Berikut petikan undangan Camat Kiarapedes:

"Assalamu'alikum Wr Wb. Sampurasun. Kahatur Muspika, UPTD Damkar, Binamarga, Puskesmas, Korwil Pendidikan, Kor KB, GMBI, GIBAS, LMP, GP ANSOR. Para Kepala Desa agar mengirimkan warga per desa 20 orang, untuk melaksanakan arisan gotong royong (Tiara Kasih/Bhakti Kiara Kamis Bersih), pada hari Kamis, tanggal 05 Nop 2020. Jam 07.00 WIB. Sepanjang jalan Desa Margaluyu, dengan lokasi masing-masing desa yang telah ditentukan dan warga membawa alat. Khusus untuk Desa Margaluyu, agar mengerahkan warga sebanyak-banyaknya. Hatur nuhun Wr Wb. (Camat Kiarapedes),"

Kepada Purwakarta Online, H. Diaudin mengatakan bahwa tujuan diadakannya kegiatan TIARA KASIH merupakan bagian dari Gerakan Kiarapedes Mantes Bebas dari Sampah.

"Program ini ditujukan agar warga desa menyadari mengenai kepentingan kebersihan dan kesehatan. Disini (Kec. Kiarapedes) kan ada Gerakan Kiarapedes Bebas dari Sampah," ujar H. Diaudin.

Kegiatan ini langsung dipandu oleh Camat dan Seluruh Kepala Desa, diawali dengan membagi lokasi kelompok dan membuat Kelompok Kerja.

Ada yang dibagi untuk membersihkan halaman sekitar. Kemudian ada juga yang memunguti sampah dan membersihkan parit di sepanjang jalan.

Sekitar pukul 07.00 WIB tepat warga sudah mulai datang di lokasi kerja bakti, lengkap dengan membawa 'gaman' atau alat kerja masing-masing, seperti cangkul, sabit, sapu dan lain-lain.

Budaya luhur Nusantara tertanam di Desa

Pendamping Desa Pemberdayaan (PDP) yang bertugas di Kecamatan Kiarapedes, M. Supenda Griana, S.T., mengatakan bahwa kegiatan sejenis ini merupakan bagian kegiatan pemberdayaan masyarakat desa. Masuk dalam bidang lingkungan dan merupakan bagian dari Program Kabupaten Purwakarta sebagai kota sehat.

"Ya memang seperti inilah Kegiatan Pemberdayaan Masyarakat Desa, salah satunya. Desa semakin maju karena khazanah gotong-royong dan budayanya terjaga," terang PDP Kecamatan Kiarapedes, Supenda.

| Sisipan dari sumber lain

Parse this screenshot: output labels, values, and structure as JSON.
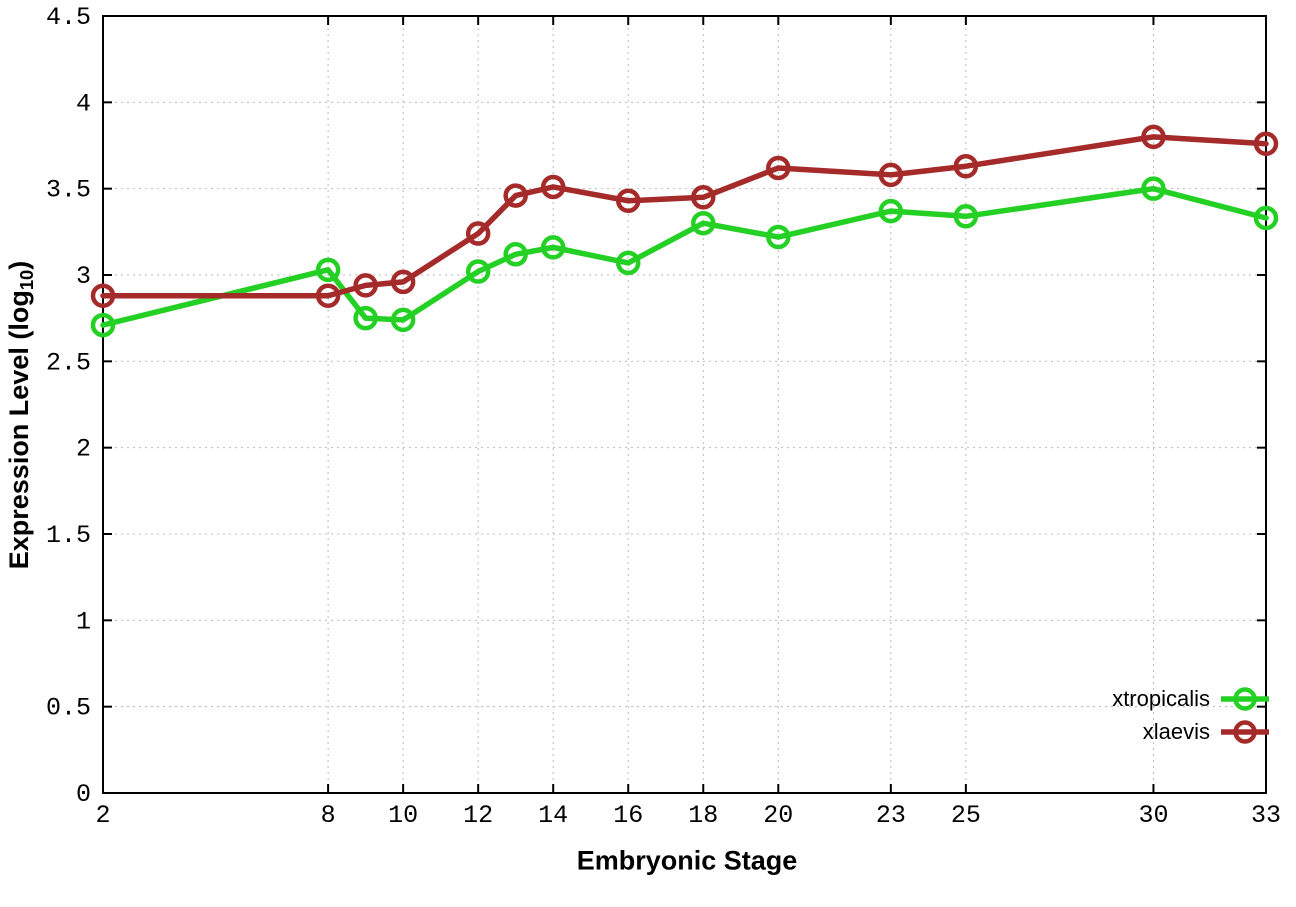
{
  "figure": {
    "background": "#ffffff",
    "border_color": "#000000",
    "grid_color": "#bababa"
  },
  "chart_data": {
    "type": "line",
    "title": "",
    "xlabel": "Embryonic Stage",
    "ylabel": "Expression Level (log10)",
    "ylabel_parts": {
      "main": "Expression Level (log",
      "sub": "10",
      "end": ")"
    },
    "xlim": [
      2,
      33
    ],
    "ylim": [
      0,
      4.5
    ],
    "xticks": [
      2,
      8,
      10,
      12,
      14,
      16,
      18,
      20,
      23,
      25,
      30,
      33
    ],
    "yticks": [
      0,
      0.5,
      1,
      1.5,
      2,
      2.5,
      3,
      3.5,
      4,
      4.5
    ],
    "grid": true,
    "grid_style": "dotted",
    "legend_position": "bottom-right",
    "marker": "open-circle",
    "x": [
      2,
      8,
      9,
      10,
      12,
      13,
      14,
      16,
      18,
      20,
      23,
      25,
      30,
      33
    ],
    "series": [
      {
        "name": "xtropicalis",
        "color": "#24d024",
        "values": [
          2.71,
          3.03,
          2.75,
          2.74,
          3.02,
          3.12,
          3.16,
          3.07,
          3.3,
          3.22,
          3.37,
          3.34,
          3.5,
          3.33
        ]
      },
      {
        "name": "xlaevis",
        "color": "#a52a2a",
        "values": [
          2.88,
          2.88,
          2.94,
          2.96,
          3.24,
          3.46,
          3.51,
          3.43,
          3.45,
          3.62,
          3.58,
          3.63,
          3.8,
          3.76
        ]
      }
    ]
  }
}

Ketika ditanya lebih lanjut, PDP yang akrab disapa Penda ini menjelaskan jika budaya luhur bangsa Nusantara tersebut ada dan tumbuh di desa-desa.

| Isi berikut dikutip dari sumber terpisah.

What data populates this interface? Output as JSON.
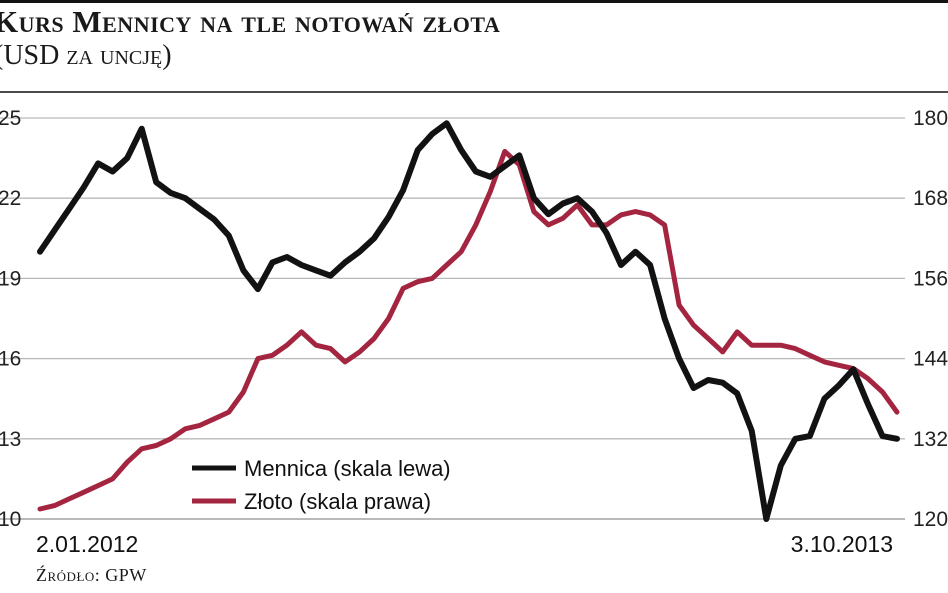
{
  "header": {
    "title": "Kurs Mennicy na tle notowań złota",
    "subtitle": "(USD za uncję)"
  },
  "source": "Źródło: GPW",
  "chart_data": {
    "type": "line",
    "title": "Kurs Mennicy na tle notowań złota",
    "subtitle": "(USD za uncję)",
    "x_start_label": "2.01.2012",
    "x_end_label": "3.10.2013",
    "left_axis": {
      "ticks": [
        10,
        13,
        16,
        19,
        22,
        25
      ],
      "ylim": [
        10,
        25
      ]
    },
    "right_axis": {
      "ticks": [
        120,
        132,
        144,
        156,
        168,
        180
      ],
      "ylim": [
        120,
        180
      ]
    },
    "grid": true,
    "legend_position": "bottom-left",
    "colors": {
      "mennica": "#121212",
      "zloto": "#a3253f",
      "grid": "#b9b9b9"
    },
    "series": [
      {
        "name": "Mennica (skala lewa)",
        "axis": "left",
        "values": [
          20.0,
          20.8,
          21.6,
          22.4,
          23.3,
          23.0,
          23.5,
          24.6,
          22.6,
          22.2,
          22.0,
          21.6,
          21.2,
          20.6,
          19.3,
          18.6,
          19.6,
          19.8,
          19.5,
          19.3,
          19.1,
          19.6,
          20.0,
          20.5,
          21.3,
          22.3,
          23.8,
          24.4,
          24.8,
          23.8,
          23.0,
          22.8,
          23.2,
          23.6,
          22.0,
          21.4,
          21.8,
          22.0,
          21.5,
          20.7,
          19.5,
          20.0,
          19.5,
          17.5,
          16.0,
          14.9,
          15.2,
          15.1,
          14.7,
          13.3,
          10.0,
          12.0,
          13.0,
          13.1,
          14.5,
          15.0,
          15.6,
          14.3,
          13.1,
          13.0
        ]
      },
      {
        "name": "Złoto (skala prawa)",
        "axis": "right",
        "values": [
          121.5,
          122.0,
          123.0,
          124.0,
          125.0,
          126.0,
          128.5,
          130.5,
          131.0,
          132.0,
          133.5,
          134.0,
          135.0,
          136.0,
          139.0,
          144.0,
          144.5,
          146.0,
          148.0,
          146.0,
          145.5,
          143.5,
          145.0,
          147.0,
          150.0,
          154.5,
          155.5,
          156.0,
          158.0,
          160.0,
          164.0,
          169.0,
          175.0,
          173.0,
          166.0,
          164.0,
          165.0,
          167.0,
          164.0,
          164.0,
          165.5,
          166.0,
          165.5,
          164.0,
          152.0,
          149.0,
          147.0,
          145.0,
          148.0,
          146.0,
          146.0,
          146.0,
          145.5,
          144.5,
          143.5,
          143.0,
          142.5,
          141.0,
          139.0,
          136.0
        ]
      }
    ]
  }
}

Kemudian Penda juga menegaskan jika salah satu hal pokok yang menjadi semangat Undang-undang Nomor 6 Tahun 2014 Tentang Desa adalah untuk menjaga khazanah budaya desa tersebut.

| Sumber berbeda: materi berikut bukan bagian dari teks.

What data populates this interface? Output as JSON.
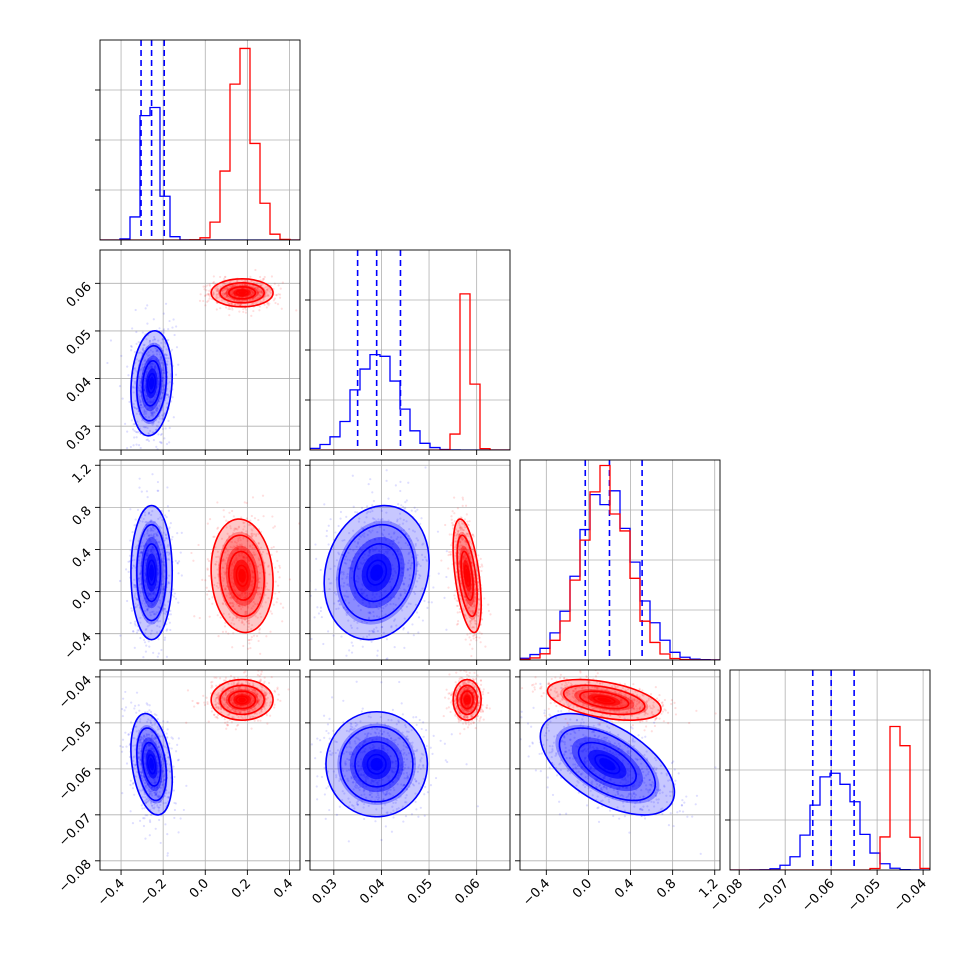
{
  "chart_data": {
    "type": "scatter",
    "title": "",
    "grid": true,
    "legend": "none",
    "colors": {
      "series_a": "#0000ff",
      "series_b": "#ff0000"
    },
    "dimensions": [
      {
        "range": [
          -0.5,
          0.45
        ],
        "ticks": [
          -0.4,
          -0.2,
          0.0,
          0.2,
          0.4
        ],
        "tick_labels": [
          "−0.4",
          "−0.2",
          "0.0",
          "0.2",
          "0.4"
        ]
      },
      {
        "range": [
          0.025,
          0.067
        ],
        "ticks": [
          0.03,
          0.04,
          0.05,
          0.06
        ],
        "tick_labels": [
          "0.03",
          "0.04",
          "0.05",
          "0.06"
        ]
      },
      {
        "range": [
          -0.65,
          1.25
        ],
        "ticks": [
          -0.4,
          0.0,
          0.4,
          0.8,
          1.2
        ],
        "tick_labels": [
          "−0.4",
          "0.0",
          "0.4",
          "0.8",
          "1.2"
        ]
      },
      {
        "range": [
          -0.082,
          -0.0385
        ],
        "ticks": [
          -0.08,
          -0.07,
          -0.06,
          -0.05,
          -0.04
        ],
        "tick_labels": [
          "−0.08",
          "−0.07",
          "−0.06",
          "−0.05",
          "−0.04"
        ]
      }
    ],
    "series": [
      {
        "color": "#0000ff",
        "mean": [
          -0.255,
          0.039,
          0.18,
          -0.059
        ],
        "std": [
          0.04,
          0.0045,
          0.26,
          0.0045
        ],
        "corr": [
          [
            1,
            0.15,
            0,
            -0.3
          ],
          [
            0.15,
            1,
            0.15,
            0
          ],
          [
            0,
            0.15,
            1,
            -0.55
          ],
          [
            -0.3,
            0,
            -0.55,
            1
          ]
        ],
        "quantiles": [
          [
            -0.305,
            -0.255,
            -0.195
          ],
          [
            0.035,
            0.039,
            0.044
          ],
          [
            -0.03,
            0.2,
            0.51
          ],
          [
            -0.064,
            -0.06,
            -0.055
          ]
        ],
        "hist_peaks": [
          0.78,
          0.46,
          0.84,
          0.5
        ]
      },
      {
        "color": "#ff0000",
        "mean": [
          0.175,
          0.058,
          0.15,
          -0.045
        ],
        "std": [
          0.06,
          0.0012,
          0.22,
          0.0018
        ],
        "corr": [
          [
            1,
            0,
            -0.1,
            0
          ],
          [
            0,
            1,
            -0.5,
            0
          ],
          [
            -0.1,
            -0.5,
            1,
            -0.45
          ],
          [
            0,
            0,
            -0.45,
            1
          ]
        ],
        "quantiles": [],
        "hist_peaks": [
          0.9,
          0.84,
          0.9,
          0.82
        ]
      }
    ]
  }
}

"Eksistensi Desa sudah ada jauh sebelum Republik ini berdiri. Budaya luhur Nusantara tertanam dan tumbuh dalam Desa tersebut. Ini poin penting yang ada dalam Undang-undang Desa (No. 6/2014)," terang Penda.

Penda melihat kegiatan Tiara Kasih, bukan semata untuk kebersihan lingkungan. Lebih jauh dari itu, ada semangat kebersamaan untuk menjaga kearifan budaya masyarakat desa.

"Dan Alhamdulillah ya, di (Kecamatan) Kiarapedes budaya gotong royong di desa itu bersama-sama kami pertahankan, oleh seluruh elemen. Meskipun arus globalisasi, kita tahu mengikis budaya kita, tidak bisa dipungkiri juga," pungkas Penda.